La démocratie comme syndicat ou corporation d’intérêts
La démocratie serait-ce un syndicat qui encourage la divergence ethnique, sociale, territoriale et
politique en défendant les intérêts corporatifs des divers groupes qui composent la société ? Elle
menacerait alors la concorde et l’unité nationale mais aussi le consensus indispensable à la légitimité
démocratique. La défense démagogique des intérêts étroits des territoires, des ethnies et des
groupes religieux est contraire aux objectifs et aux fondements de la démocratie.
La démocratie comme opinion
La démocratie se confondrait-elle à une opinion ? L’opinion démocratique est construite et
dynamique.

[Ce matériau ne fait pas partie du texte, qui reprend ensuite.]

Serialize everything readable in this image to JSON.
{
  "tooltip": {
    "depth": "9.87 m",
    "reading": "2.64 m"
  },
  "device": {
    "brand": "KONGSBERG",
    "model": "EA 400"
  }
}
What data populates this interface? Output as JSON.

Elle doit être purifiée des discours toxiques et des déclarations téméraires,
intempestives, malveillantes et démagogiques. Elle doit être protégée contre les tentatives de
manipulation distillées par des stratégies de communication et de marketing politique pernicieuses
et intéressées. Seule une conscience politique bien formée et bien informée peut se dresser en
paravent contre les velléités de déstabilisation, de manipulation, d’intoxication et de contamination
de l’opinion. Une opinion saine et bien inspirée est un bon paramètre et un bon marqueur qui
reflètent la sante démocratique de l’état. Une opinion clairvoyante est la garantie d’une stabilité
politique qui empêche des instabilités gouvernementales et des sanctions électorales inutiles sources
d’aventures aux conséquences pas toujours heureuses.

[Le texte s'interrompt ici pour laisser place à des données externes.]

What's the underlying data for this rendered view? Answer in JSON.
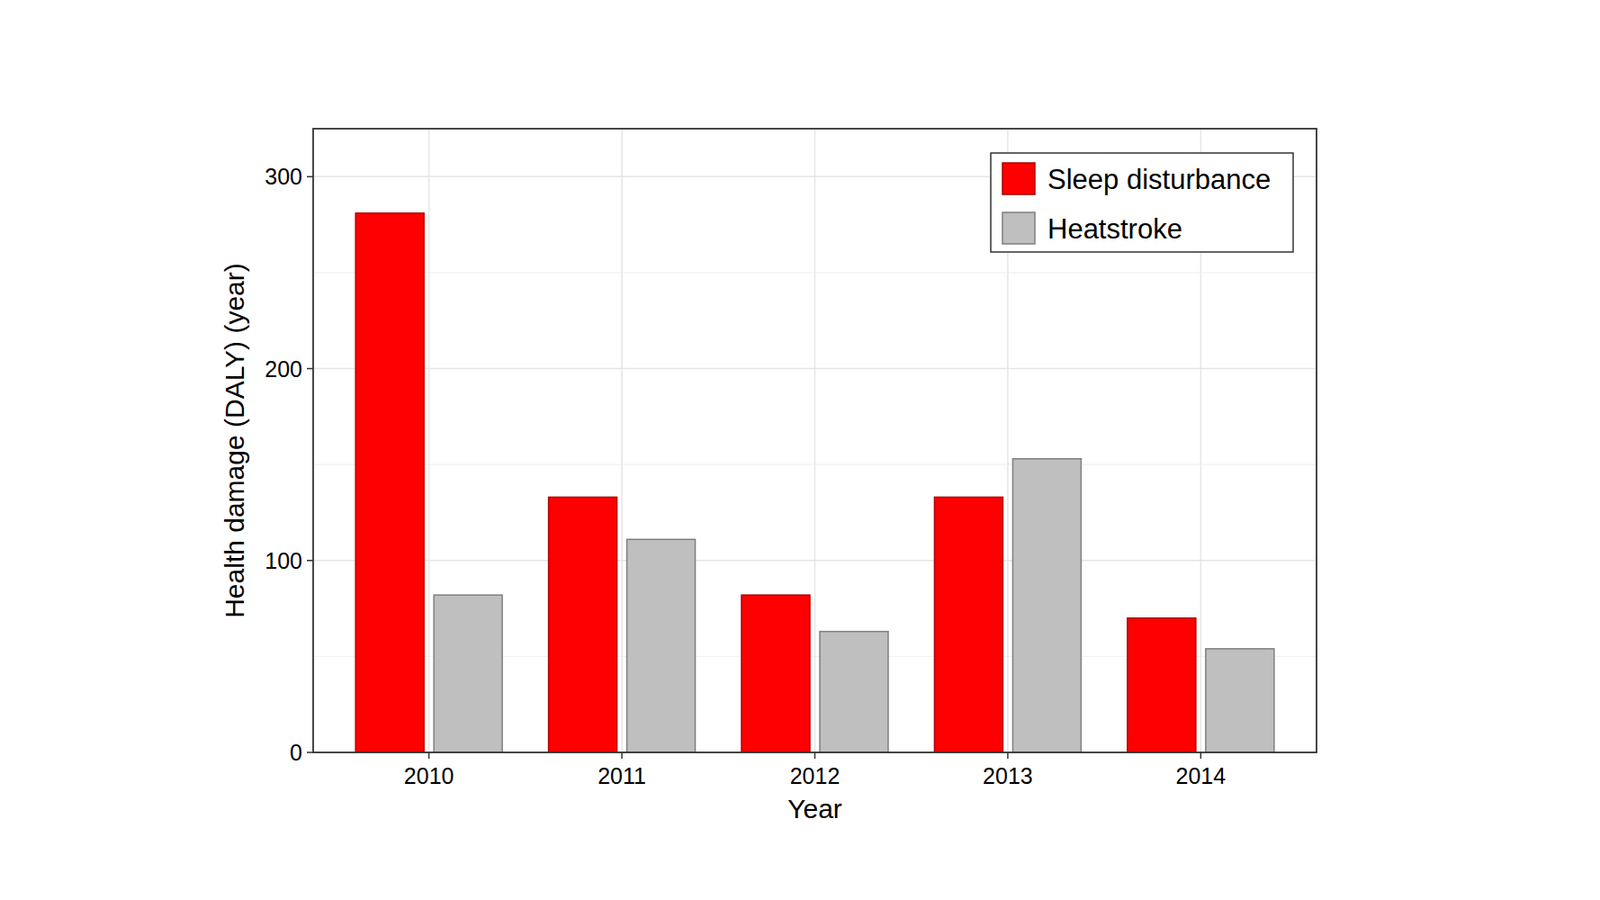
{
  "chart_data": {
    "type": "bar",
    "x_label": "Year",
    "y_label": "Health damage (DALY) (year)",
    "categories": [
      "2010",
      "2011",
      "2012",
      "2013",
      "2014"
    ],
    "series": [
      {
        "name": "Sleep disturbance",
        "color": "#ff0000",
        "values": [
          281,
          133,
          82,
          133,
          70
        ]
      },
      {
        "name": "Heatstroke",
        "color": "#bfbfbf",
        "values": [
          82,
          111,
          63,
          153,
          54
        ]
      }
    ],
    "ylim": [
      0,
      325
    ],
    "yticks": [
      0,
      100,
      200,
      300
    ],
    "grid": true,
    "legend": "top-right"
  }
}
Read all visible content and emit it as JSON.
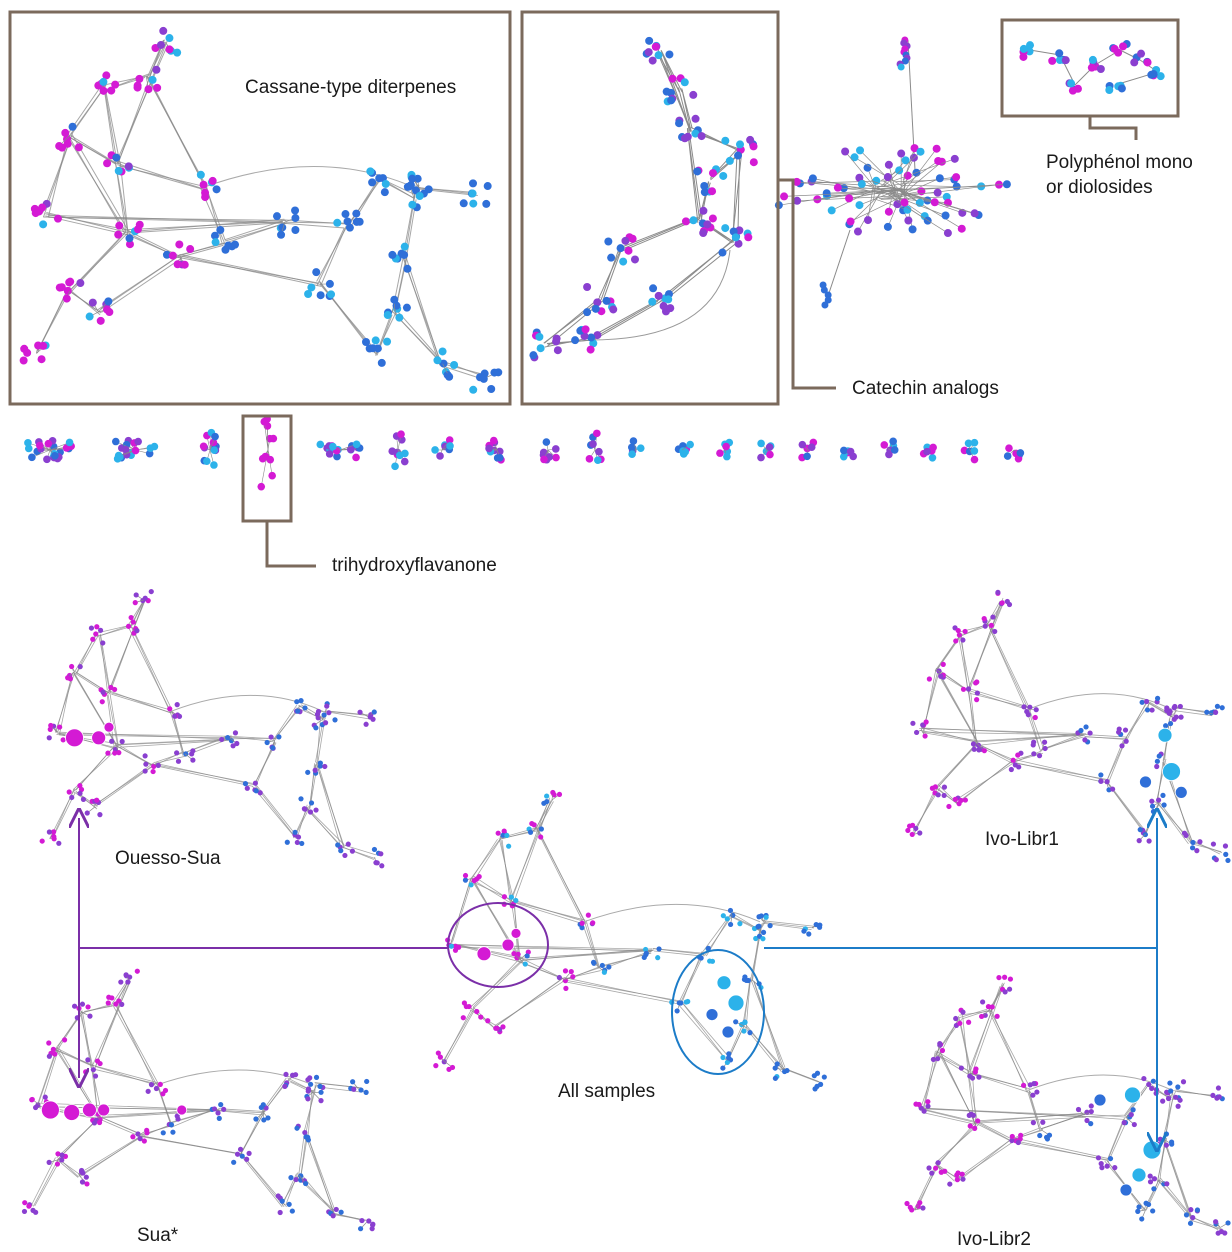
{
  "labels": {
    "cassane": "Cassane-type diterpenes",
    "polyphenol_line1": "Polyphénol mono",
    "polyphenol_line2": "or diolosides",
    "catechin": "Catechin analogs",
    "trihydroxy": "trihydroxyflavanone",
    "ouesso": "Ouesso-Sua",
    "ivo1": "Ivo-Libr1",
    "all": "All samples",
    "sua": "Sua*",
    "ivo2": "Ivo-Libr2"
  },
  "colors": {
    "box": "#7b6a5c",
    "edge": "#8a8a8a",
    "node_magenta": "#d41ad4",
    "node_purple": "#8a3fd0",
    "node_blue": "#2f6fd8",
    "node_cyan": "#2cb2ea",
    "arrow_purple": "#7b2fa8",
    "arrow_blue": "#1c7cc8"
  }
}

La démocratie comme dialogue et concertation
La démocratie serait-ce bâti sur le dialogue et la concertation ? La recherche de consensus ne peut se
faire sans le dialogue et la concertation entre les différents acteurs politiques et sociaux. Un dialogue
franc et sincère et une concertation permanente caractérisent une démarche et une attitude qui
favorisent la proximité des acteurs, la convergence, la solidarité, le compromis et la transparence
dans la prise de décision. La stabilité sociale, la paix civile et le consensus sont les fruits du dialogue
et de la concertation. Une démocratie basée sur la culture du dialogue et de la concertation serait
beaucoup plus productive que celle fondée sur la culture du conflit et de la confrontation.

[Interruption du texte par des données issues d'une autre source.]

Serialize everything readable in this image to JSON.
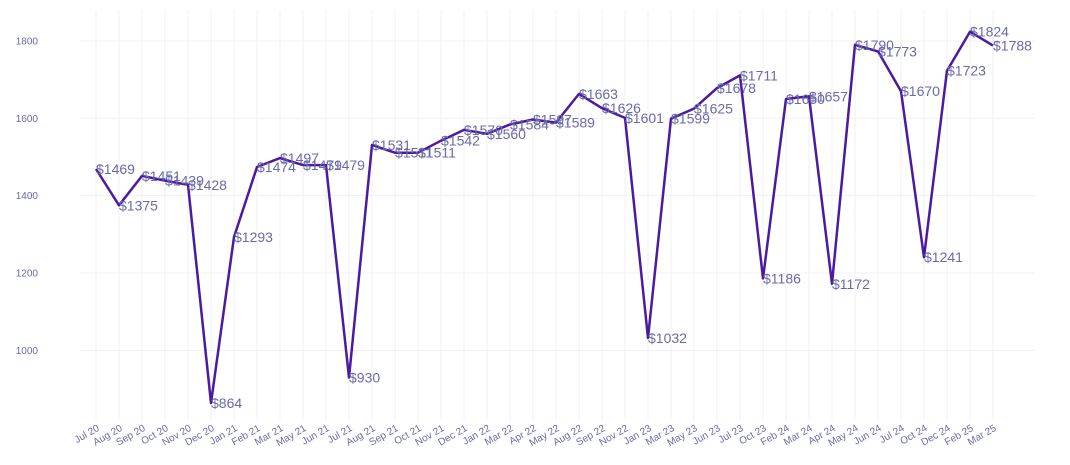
{
  "chart_data": {
    "type": "line",
    "title": "",
    "xlabel": "",
    "ylabel": "",
    "ylim": [
      820,
      1880
    ],
    "yticks": [
      1000,
      1200,
      1400,
      1600,
      1800
    ],
    "value_prefix": "$",
    "line_color": "#4a1aa0",
    "label_color": "#6a6aa8",
    "x": [
      "Jul 20",
      "Aug 20",
      "Sep 20",
      "Oct 20",
      "Nov 20",
      "Dec 20",
      "Jan 21",
      "Feb 21",
      "Mar 21",
      "May 21",
      "Jun 21",
      "Jul 21",
      "Aug 21",
      "Sep 21",
      "Oct 21",
      "Nov 21",
      "Dec 21",
      "Jan 22",
      "Mar 22",
      "Apr 22",
      "May 22",
      "Aug 22",
      "Sep 22",
      "Nov 22",
      "Jan 23",
      "Mar 23",
      "May 23",
      "Jun 23",
      "Jul 23",
      "Oct 23",
      "Feb 24",
      "Mar 24",
      "Apr 24",
      "May 24",
      "Jun 24",
      "Jul 24",
      "Oct 24",
      "Dec 24",
      "Feb 25",
      "Mar 25"
    ],
    "values": [
      1469,
      1375,
      1451,
      1439,
      1428,
      864,
      1293,
      1474,
      1497,
      1479,
      1479,
      930,
      1531,
      1511,
      1511,
      1542,
      1570,
      1560,
      1584,
      1597,
      1589,
      1663,
      1626,
      1601,
      1032,
      1599,
      1625,
      1678,
      1711,
      1186,
      1650,
      1657,
      1172,
      1790,
      1773,
      1670,
      1241,
      1723,
      1824,
      1788
    ],
    "data_labels": [
      "$1469",
      "$1375",
      "$1451",
      "$1439",
      "$1428",
      "$864",
      "$1293",
      "$1474",
      "$1497",
      "$1479",
      "$1479",
      "$930",
      "$1531",
      "$1511",
      "$1511",
      "$1542",
      "$1570",
      "$1560",
      "$1584",
      "$1597",
      "$1589",
      "$1663",
      "$1626",
      "$1601",
      "$1032",
      "$1599",
      "$1625",
      "$1678",
      "$1711",
      "$1186",
      "$1650",
      "$1657",
      "$1172",
      "$1790",
      "$1773",
      "$1670",
      "$1241",
      "$1723",
      "$1824",
      "$1788"
    ]
  }
}
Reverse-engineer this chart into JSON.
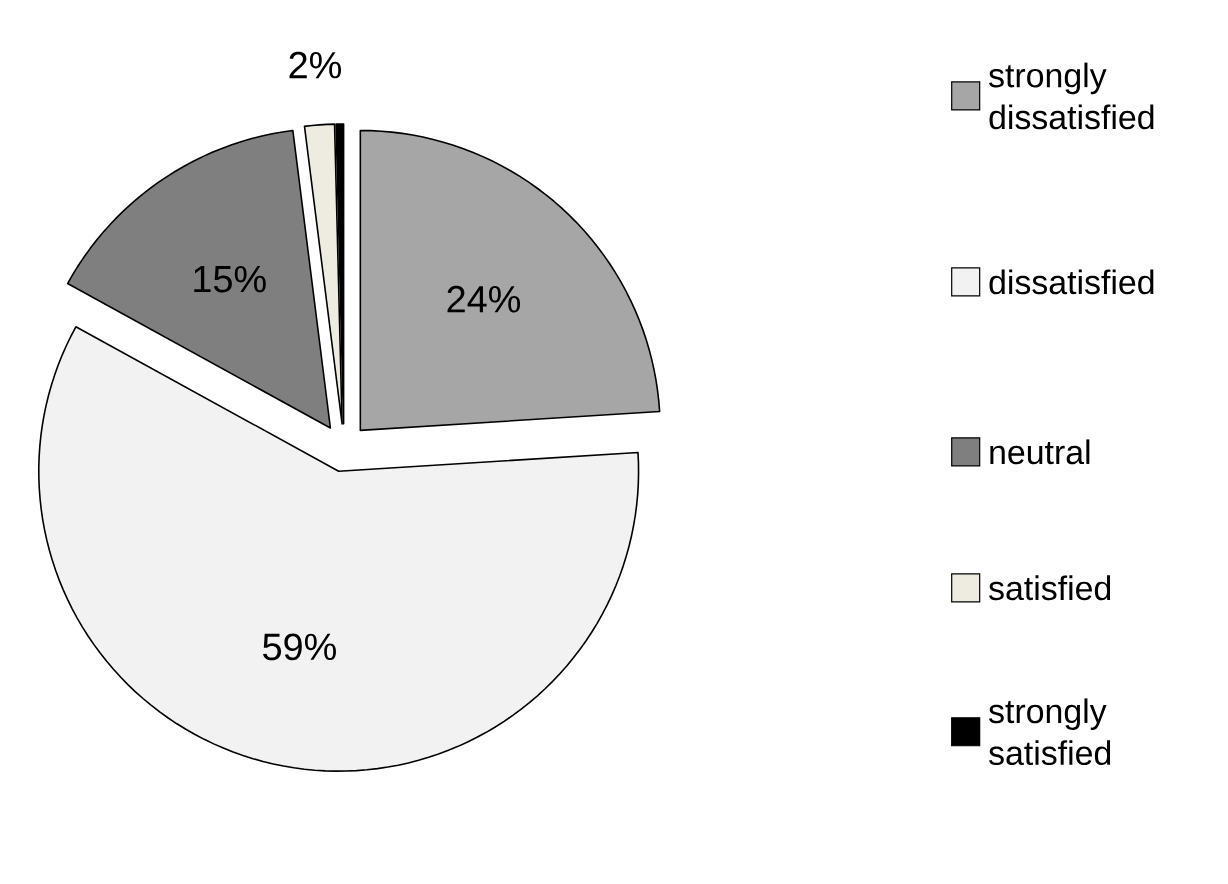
{
  "chart_data": {
    "type": "pie",
    "categories": [
      "strongly dissatisfied",
      "dissatisfied",
      "neutral",
      "satisfied",
      "strongly satisfied"
    ],
    "values": [
      24,
      59,
      15,
      1.6,
      0.4
    ],
    "colors": [
      "#a6a6a6",
      "#f2f2f2",
      "#7f7f7f",
      "#eeece1",
      "#000000"
    ],
    "value_labels": [
      "24%",
      "59%",
      "15%",
      "2%",
      null
    ],
    "legend": "right"
  }
}
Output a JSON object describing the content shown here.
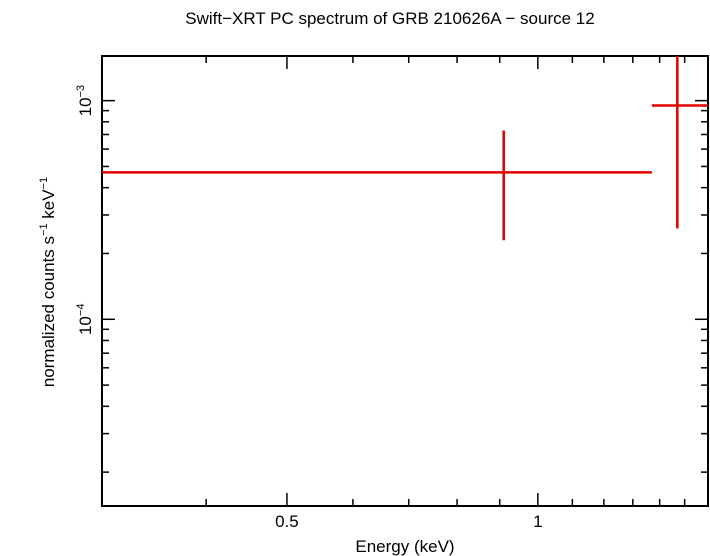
{
  "chart_data": {
    "type": "scatter",
    "title": "Swift−XRT PC spectrum of GRB 210626A − source 12",
    "xlabel": "Energy (keV)",
    "ylabel": {
      "base": "normalized counts s",
      "exp1": "−1",
      "mid": " keV",
      "exp2": "−1"
    },
    "x_scale": "log",
    "y_scale": "log",
    "xlim": [
      0.3,
      1.6
    ],
    "ylim": [
      1.4e-05,
      0.0016
    ],
    "x_tick_labels": [
      {
        "value": 0.5,
        "text": "0.5"
      },
      {
        "value": 1,
        "text": "1"
      }
    ],
    "y_tick_labels": [
      {
        "value": 0.001,
        "base": "10",
        "exp": "−3"
      },
      {
        "value": 0.0001,
        "base": "10",
        "exp": "−4"
      }
    ],
    "series_color": "#e00000",
    "points": [
      {
        "x": 0.91,
        "x_lo": 0.3,
        "x_hi": 1.37,
        "y": 0.00047,
        "y_lo": 0.00023,
        "y_hi": 0.00073
      },
      {
        "x": 1.47,
        "x_lo": 1.37,
        "x_hi": 1.6,
        "y": 0.00095,
        "y_lo": 0.00026,
        "y_hi": 0.0016
      }
    ]
  }
}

La démocratie comme marché, clientélisme et élection
La démocratie se confondrait-elle à une mode électorale ? L’élection est une technique
démocratique pour choisir des dirigeants politiques. Malgré ses insuffisances, l’élection est adoptée
par plusieurs états comme un paramètre valable pour tester la qualité de la démocratie. Néanmoins,
le moment électoral ne doit pas tenir lieu de marché où des vendeurs et des acheteurs se
rencontrent pour vendre et acheter un produit. Le clientélisme politique à forts coups de marketing
et de corruption qui accompagne et caractérise le marché électoral ruine la crédibilité des résultats
électoraux qui conduit aux troubles postélectoraux. Pour crédibiliser la légitimité électorale des
gouvernements il faut bannir le clientélisme politique basé sur des achats de conscience ou de vote
source de contestations et de soubresauts postélectoraux violents qui remettent en cause le verdict
démocratique des urnes et alimentent un climat de violence. Chaque acteur politique doit savoir
qu’en faisant du clientélisme il participe à la dégradation de la démocratie et qu’il porte la grave
responsabilité des conséquences dramatiques et fâcheuses des compétitions électorales.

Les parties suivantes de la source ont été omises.